Programmatic control
Every ClimateMachine
setting can also be controlled via keyword arguments to the ClimateMachine
initialization function, ClimateMachine.init()
. For instance, a driver can specify that VTK output should occur every 5 simulation minutes with:
ClimateMachine.init(vtk = "5smins")
This can be overridden by by passing --vtk=never
on the command line, if the ClimateMachine
is parsing command line arguments.
The ClimateMachine
will only process command line arguments if a driver requests that it do so with:
ClimateMachine.init(parse_clargs = true)
Environment variables
Every ClimateMachine
command line argument has an equivalent environment variable that takes the form CLIMATEMACHINE_SETTINGS_<SETTING_NAME>
, however command line arguments and programmatic control have higher precedence.
Running with MPI
Use MPI to start a distributed run of the ClimateMachine
. For example:
mpiexec -np 4 julia --project experiments/AtmosGCM/heldsuarez.jl
will run the Held-Suarez experiment with four MPI ranks. If you are running on a cluster, you would use this command within a SLURM batch script (or the equivalent) that allocates four tasks. On a stand-alone machine, MPI will likely require that you have at least four cores.

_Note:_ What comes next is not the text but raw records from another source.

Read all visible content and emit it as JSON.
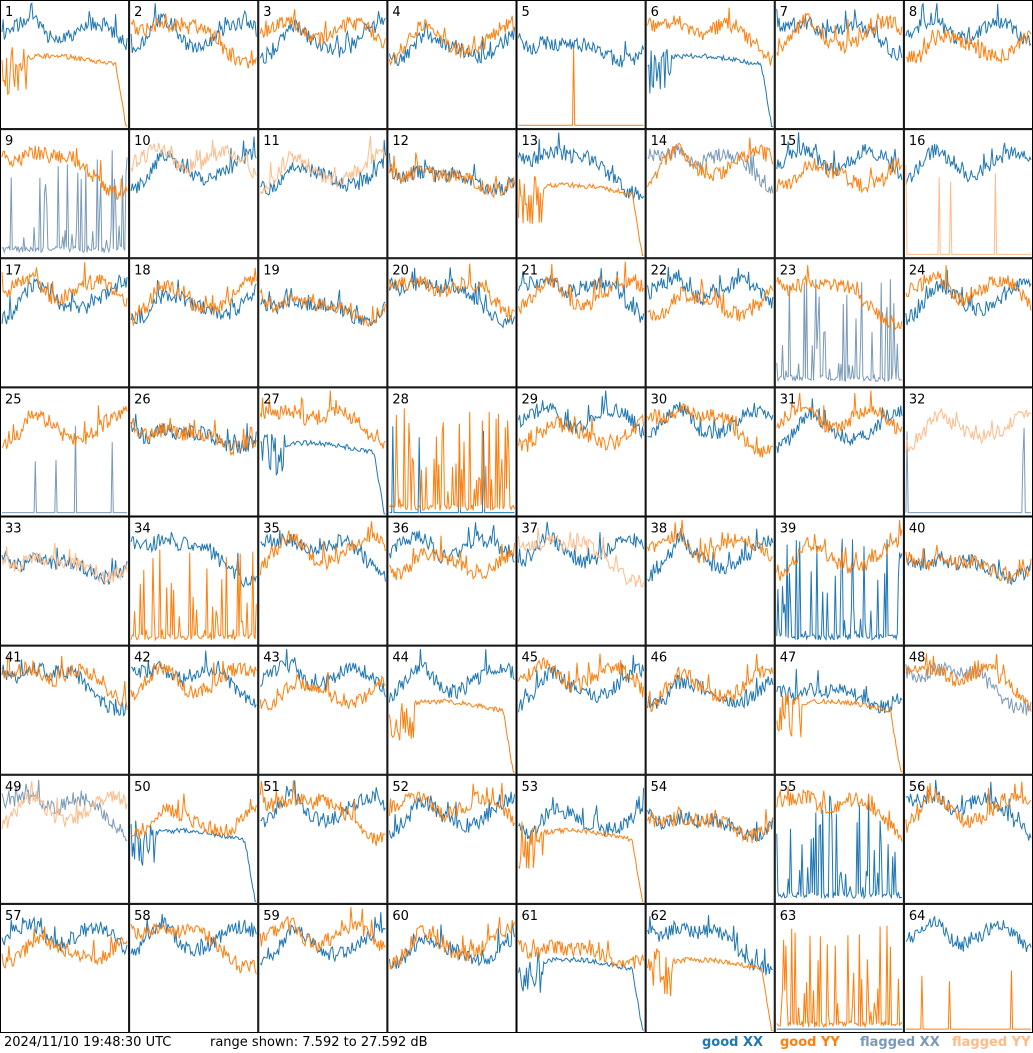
{
  "chart_data": {
    "type": "line",
    "layout": "8x8 small multiples, one panel per antenna tile",
    "panels": [
      {
        "label": "1",
        "xx": "good",
        "yy": "good",
        "shape": "yy_rolloff"
      },
      {
        "label": "2",
        "xx": "good",
        "yy": "good"
      },
      {
        "label": "3",
        "xx": "good",
        "yy": "good"
      },
      {
        "label": "4",
        "xx": "good",
        "yy": "good"
      },
      {
        "label": "5",
        "xx": "good",
        "yy": "good",
        "yy_mode": "dead"
      },
      {
        "label": "6",
        "xx": "good",
        "yy": "good",
        "shape": "xx_rolloff"
      },
      {
        "label": "7",
        "xx": "good",
        "yy": "good"
      },
      {
        "label": "8",
        "xx": "good",
        "yy": "good"
      },
      {
        "label": "9",
        "xx": "flagged",
        "yy": "good",
        "xx_mode": "spiky"
      },
      {
        "label": "10",
        "xx": "good",
        "yy": "flagged"
      },
      {
        "label": "11",
        "xx": "good",
        "yy": "flagged"
      },
      {
        "label": "12",
        "xx": "good",
        "yy": "good"
      },
      {
        "label": "13",
        "xx": "good",
        "yy": "good",
        "shape": "yy_rolloff"
      },
      {
        "label": "14",
        "xx": "flagged",
        "yy": "good"
      },
      {
        "label": "15",
        "xx": "good",
        "yy": "good"
      },
      {
        "label": "16",
        "xx": "good",
        "yy": "flagged",
        "yy_mode": "dead"
      },
      {
        "label": "17",
        "xx": "good",
        "yy": "good"
      },
      {
        "label": "18",
        "xx": "good",
        "yy": "good"
      },
      {
        "label": "19",
        "xx": "good",
        "yy": "good"
      },
      {
        "label": "20",
        "xx": "good",
        "yy": "good"
      },
      {
        "label": "21",
        "xx": "good",
        "yy": "good"
      },
      {
        "label": "22",
        "xx": "good",
        "yy": "good"
      },
      {
        "label": "23",
        "xx": "flagged",
        "yy": "good",
        "xx_mode": "spiky"
      },
      {
        "label": "24",
        "xx": "good",
        "yy": "good"
      },
      {
        "label": "25",
        "xx": "flagged",
        "yy": "good",
        "xx_mode": "dead"
      },
      {
        "label": "26",
        "xx": "good",
        "yy": "good"
      },
      {
        "label": "27",
        "xx": "good",
        "yy": "good",
        "shape": "xx_rolloff"
      },
      {
        "label": "28",
        "xx": "good",
        "yy": "good",
        "xx_mode": "dead",
        "yy_mode": "spiky"
      },
      {
        "label": "29",
        "xx": "good",
        "yy": "good"
      },
      {
        "label": "30",
        "xx": "good",
        "yy": "good"
      },
      {
        "label": "31",
        "xx": "good",
        "yy": "good"
      },
      {
        "label": "32",
        "xx": "flagged",
        "yy": "flagged",
        "xx_mode": "dead"
      },
      {
        "label": "33",
        "xx": "good",
        "yy": "flagged"
      },
      {
        "label": "34",
        "xx": "good",
        "yy": "good",
        "yy_mode": "spiky"
      },
      {
        "label": "35",
        "xx": "good",
        "yy": "good"
      },
      {
        "label": "36",
        "xx": "good",
        "yy": "good"
      },
      {
        "label": "37",
        "xx": "good",
        "yy": "flagged"
      },
      {
        "label": "38",
        "xx": "good",
        "yy": "good"
      },
      {
        "label": "39",
        "xx": "good",
        "yy": "good",
        "xx_mode": "spiky"
      },
      {
        "label": "40",
        "xx": "good",
        "yy": "good"
      },
      {
        "label": "41",
        "xx": "good",
        "yy": "good"
      },
      {
        "label": "42",
        "xx": "good",
        "yy": "good"
      },
      {
        "label": "43",
        "xx": "good",
        "yy": "good"
      },
      {
        "label": "44",
        "xx": "good",
        "yy": "good",
        "shape": "yy_rolloff"
      },
      {
        "label": "45",
        "xx": "good",
        "yy": "good"
      },
      {
        "label": "46",
        "xx": "good",
        "yy": "good"
      },
      {
        "label": "47",
        "xx": "good",
        "yy": "good",
        "shape": "yy_rolloff"
      },
      {
        "label": "48",
        "xx": "flagged",
        "yy": "good"
      },
      {
        "label": "49",
        "xx": "flagged",
        "yy": "flagged"
      },
      {
        "label": "50",
        "xx": "good",
        "yy": "good",
        "shape": "xx_rolloff"
      },
      {
        "label": "51",
        "xx": "good",
        "yy": "good"
      },
      {
        "label": "52",
        "xx": "good",
        "yy": "good"
      },
      {
        "label": "53",
        "xx": "good",
        "yy": "good",
        "shape": "yy_rolloff"
      },
      {
        "label": "54",
        "xx": "good",
        "yy": "good"
      },
      {
        "label": "55",
        "xx": "good",
        "yy": "good",
        "xx_mode": "spiky"
      },
      {
        "label": "56",
        "xx": "good",
        "yy": "good"
      },
      {
        "label": "57",
        "xx": "good",
        "yy": "good"
      },
      {
        "label": "58",
        "xx": "good",
        "yy": "good"
      },
      {
        "label": "59",
        "xx": "good",
        "yy": "good"
      },
      {
        "label": "60",
        "xx": "good",
        "yy": "good"
      },
      {
        "label": "61",
        "xx": "good",
        "yy": "good",
        "shape": "xx_rolloff"
      },
      {
        "label": "62",
        "xx": "good",
        "yy": "good",
        "shape": "yy_rolloff"
      },
      {
        "label": "63",
        "xx": "good",
        "yy": "good",
        "xx_mode": "dead",
        "yy_mode": "spiky"
      },
      {
        "label": "64",
        "xx": "good",
        "yy": "good",
        "yy_mode": "dead"
      }
    ],
    "ylim_db": [
      7.592,
      27.592
    ],
    "legend": [
      {
        "label": "good XX",
        "color": "#1f77b4"
      },
      {
        "label": "good YY",
        "color": "#ff7f0e"
      },
      {
        "label": "flagged XX",
        "color": "#7a9ab8"
      },
      {
        "label": "flagged YY",
        "color": "#ffbb88"
      }
    ]
  },
  "footer": {
    "timestamp": "2024/11/10 19:48:30 UTC",
    "range_text": "range shown: 7.592 to 27.592 dB"
  }
}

Note that unless GPU use is disabled (by changing the setting in one of the ways described above), each ClimateMachine
process will use GPU acceleration. If there are insufficient GPUs (four in the example above), the ClimateMachine
processes will share the GPU resources available.
Scripts for end-to-end runs, logging and visualization
The ClimateMachine
wiki contains detailed examples of Slurm scripts that run the ClimateMachine
, record specified performance metrics and produce basic visualization output.